Comfort levert beter rendement
Vele fabrikanten van klimatiseringsapparatuur voor gebouwen hebben al geprobeerd om, pseudowetenschappelijk, het comfortniveau tegen verhoogd productieniveau uit te zetten. Daarbij geldt ook dat de gegevens van die fabrikanten zijn gebaseerd op resultaten in een geconditioneerde proefopstelling. Een opstelling die mogelijk niet te vergelijken valt met de betrokken praktijksituatie. De relatie tussen ‘comfort’ en ‘productiviteit’ leidt daarom zelden tot een betrouwbaar ‘verdienmodel’ voor de investeerder of voor de organisatie van de gebouwgebruiker. Kortom er zijn geen bruikbare uitgangspunten die de productiviteit of effectiviteit van mensen kan relateren aan comfort. Terwijl ieder voor zich weet dat hier wel een verband tussen zit. Maar, daar zijn we weer, ieder voor zich.

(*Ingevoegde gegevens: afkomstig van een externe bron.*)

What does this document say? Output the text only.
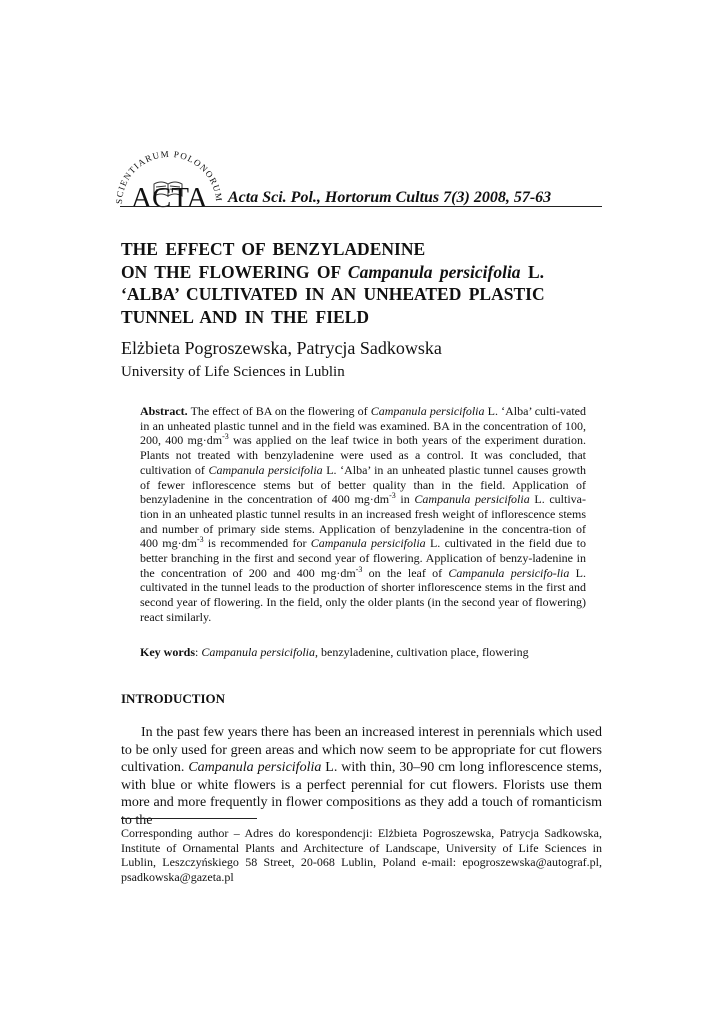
SCIENTIARUM POLONORUM
ACTA Acta Sci. Pol., Hortorum Cultus 7(3) 2008, 57-63
THE EFFECT OF BENZYLADENINE
ON THE FLOWERING OF Campanula persicifolia L.
‘ALBA’ CULTIVATED IN AN UNHEATED PLASTIC
TUNNEL AND IN THE FIELD
Elżbieta Pogroszewska, Patrycja Sadkowska
University of Life Sciences in Lublin

Abstract. The effect of BA on the flowering of Campanula persicifolia L. ‘Alba’ culti-vated in an unheated plastic tunnel and in the field was examined. BA in the concentration of 100, 200, 400 $mg\cdot dm^{-3}$ was applied on the leaf twice in both years of the experiment duration. Plants not treated with benzyladenine were used as a control. It was concluded, that cultivation of Campanula persicifolia L. ‘Alba’ in an unheated plastic tunnel causes growth of fewer inflorescence stems but of better quality than in the field. Application of benzyladenine in the concentration of 400 $mg\cdot dm^{-3}$ in Campanula persicifolia L. cultiva-tion in an unheated plastic tunnel results in an increased fresh weight of inflorescence stems and number of primary side stems. Application of benzyladenine in the concentra-tion of 400 $mg\cdot dm^{-3}$ is recommended for Campanula persicifolia L. cultivated in the field due to better branching in the first and second year of flowering. Application of benzy-ladenine in the concentration of 200 and 400 $mg\cdot dm^{-3}$ on the leaf of Campanula persicifo-lia L. cultivated in the tunnel leads to the production of shorter inflorescence stems in the first and second year of flowering. In the field, only the older plants (in the second year of flowering) react similarly.

Key words: Campanula persicifolia, benzyladenine, cultivation place, flowering

INTRODUCTION

In the past few years there has been an increased interest in perennials which used to be only used for green areas and which now seem to be appropriate for cut flowers cultivation. Campanula persicifolia L. with thin, 30–90 cm long inflorescence stems, with blue or white flowers is a perfect perennial for cut flowers. Florists use them more and more frequently in flower compositions as they add a touch of romanticism to the

Corresponding author – Adres do korespondencji: Elżbieta Pogroszewska, Patrycja Sadkowska, Institute of Ornamental Plants and Architecture of Landscape, University of Life Sciences in Lublin, Leszczyńskiego 58 Street, 20-068 Lublin, Poland e-mail: epogroszewska@autograf.pl, psadkowska@gazeta.pl
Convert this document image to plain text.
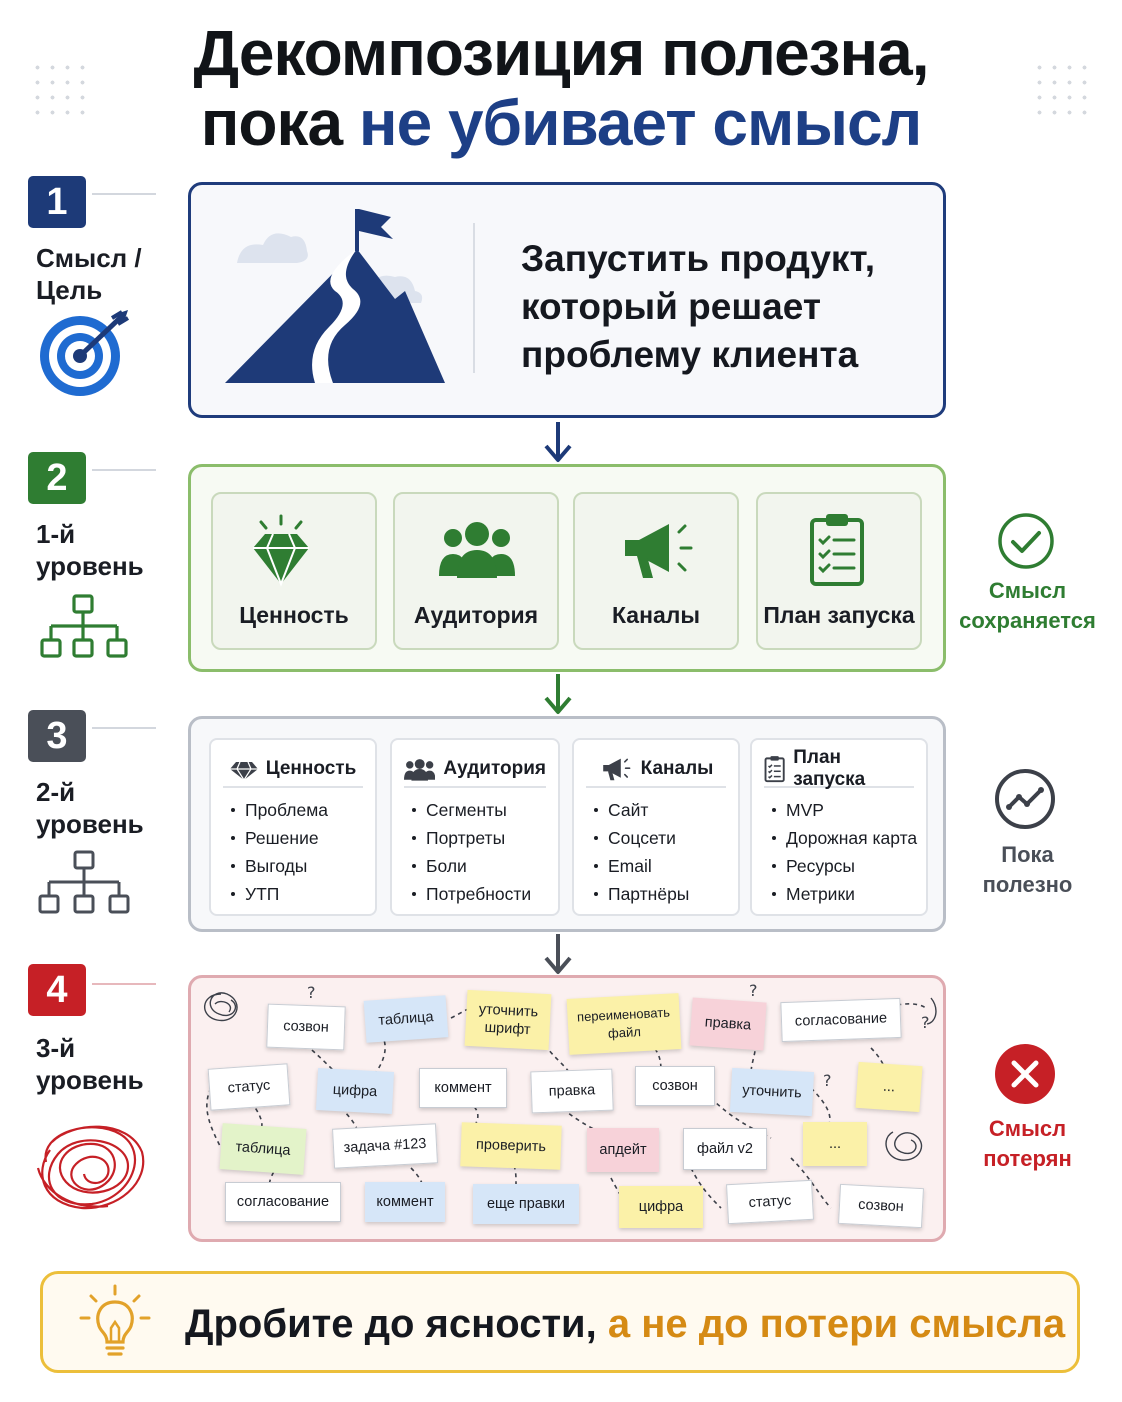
Декомпозиция полезна,
пока не убивает смысл
1
Смысл /
Цель
Запустить продукт,
который решает
проблему клиента
2
1-й
уровень
Ценность	Аудитория	Каналы	План запуска
3
2-й
уровень
Ценность
Проблема
Решение
Выгоды
УТП
Аудитория
Сегменты
Портреты
Боли
Потребности
Каналы
Сайт
Соцсети
Email
Партнёры
План запуска
MVP
Дорожная карта
Ресурсы
Метрики
4
3-й
уровень
?	?
?
?
созвон	таблица	уточнить
шрифт
переименовать
файл	правка	согласование
статус	цифра	коммент	правка	созвон	уточнить	...
таблица	задача #123	проверить	апдейт	файл v2	...
согласование	коммент	еще правки	цифра	статус	созвон
Смысл
сохраняется
Пока
полезно
Смысл
потерян
Дробите до ясности, а не до потери смысла
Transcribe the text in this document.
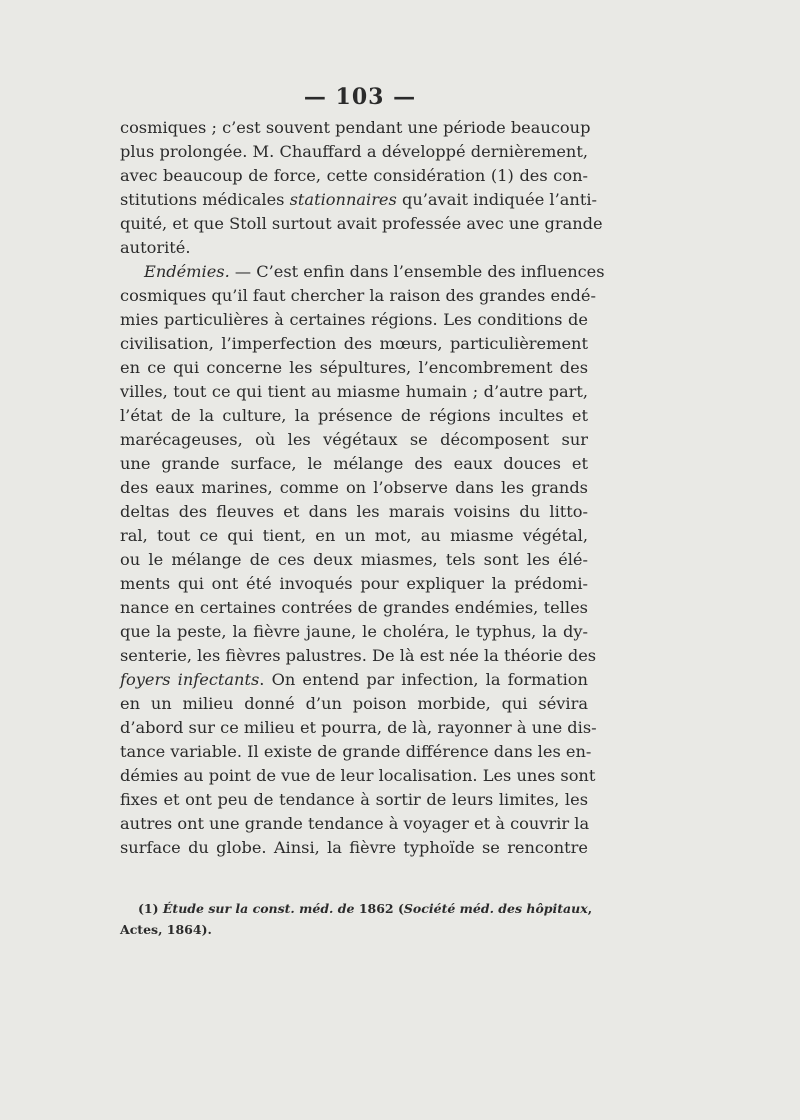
— 103 —
cosmiques ; c’est souvent pendant une période beaucoup
plus prolongée. M. Chauffard a développé dernièrement,
avec beaucoup de force, cette considération (1) des con-
stitutions médicales stationnaires qu’avait indiquée l’anti-
quité, et que Stoll surtout avait professée avec une grande
autorité.
Endémies. — C’est enfin dans l’ensemble des influences
cosmiques qu’il faut chercher la raison des grandes endé-
mies particulières à certaines régions. Les conditions de
civilisation, l’imperfection des mœurs, particulièrement
en ce qui concerne les sépultures, l’encombrement des
villes, tout ce qui tient au miasme humain ; d’autre part,
l’état de la culture, la présence de régions incultes et
marécageuses, où les végétaux se décomposent sur
une grande surface, le mélange des eaux douces et
des eaux marines, comme on l’observe dans les grands
deltas des fleuves et dans les marais voisins du litto-
ral, tout ce qui tient, en un mot, au miasme végétal,
ou le mélange de ces deux miasmes, tels sont les élé-
ments qui ont été invoqués pour expliquer la prédomi-
nance en certaines contrées de grandes endémies, telles
que la peste, la fièvre jaune, le choléra, le typhus, la dy-
senterie, les fièvres palustres. De là est née la théorie des
foyers infectants. On entend par infection, la formation
en un milieu donné d’un poison morbide, qui sévira
d’abord sur ce milieu et pourra, de là, rayonner à une dis-
tance variable. Il existe de grande différence dans les en-
démies au point de vue de leur localisation. Les unes sont
fixes et ont peu de tendance à sortir de leurs limites, les
autres ont une grande tendance à voyager et à couvrir la
surface du globe. Ainsi, la fièvre typhoïde se rencontre
(1) Étude sur la const. méd. de 1862 (Société méd. des hôpitaux,
Actes, 1864).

Comfort is wetenschappelijk onderbouwd
Jawel, ook gerenommeerde wetenschappelijke instellingen hebben onderzoek gedaan op het gebied van comfort. Die instellingen hebben de mensen in kansverdelings-
grafieken onderverdeeld. Specifiek op terrein van comfortervaringen en niet die stap verder naar ‘rendement’. Er zijn onderzoeksresultaten verzameld die in Europese normen terecht zijn gekomen. Natuurlijk zijn we daarmee geholpen, het geeft algemeen geaccepteerde grenzen aan. Grenzen die door objectieve metingen kunnen worden vastgesteld en gecontroleerd. Het is een hele stap voorwaarts, maar die grenzen bieden nog steeds niet het hele comfortplaatje. Ze bestrijken een segment, een onderdeel van ons welbevinden. En dat ‘ons’ betreft dan ook een ‘verwacht aantal’ vanuit een kansverdeling. Voor jou als individu zou het juist dáár, op dat onderdeel, anders kunnen liggen.
Dus ons comfort is zeer persoonsgebonden en de ‘opbrengsten’ van een beter comfort zijn voor stakeholders onzeker. Noch is het recht op ‘comfort’ verankerd in bouwregelgeving. Daarom blijft het moeilijk. Want wie-o-wie, behalve wijzelf, zorgt dan voor een goed comfort?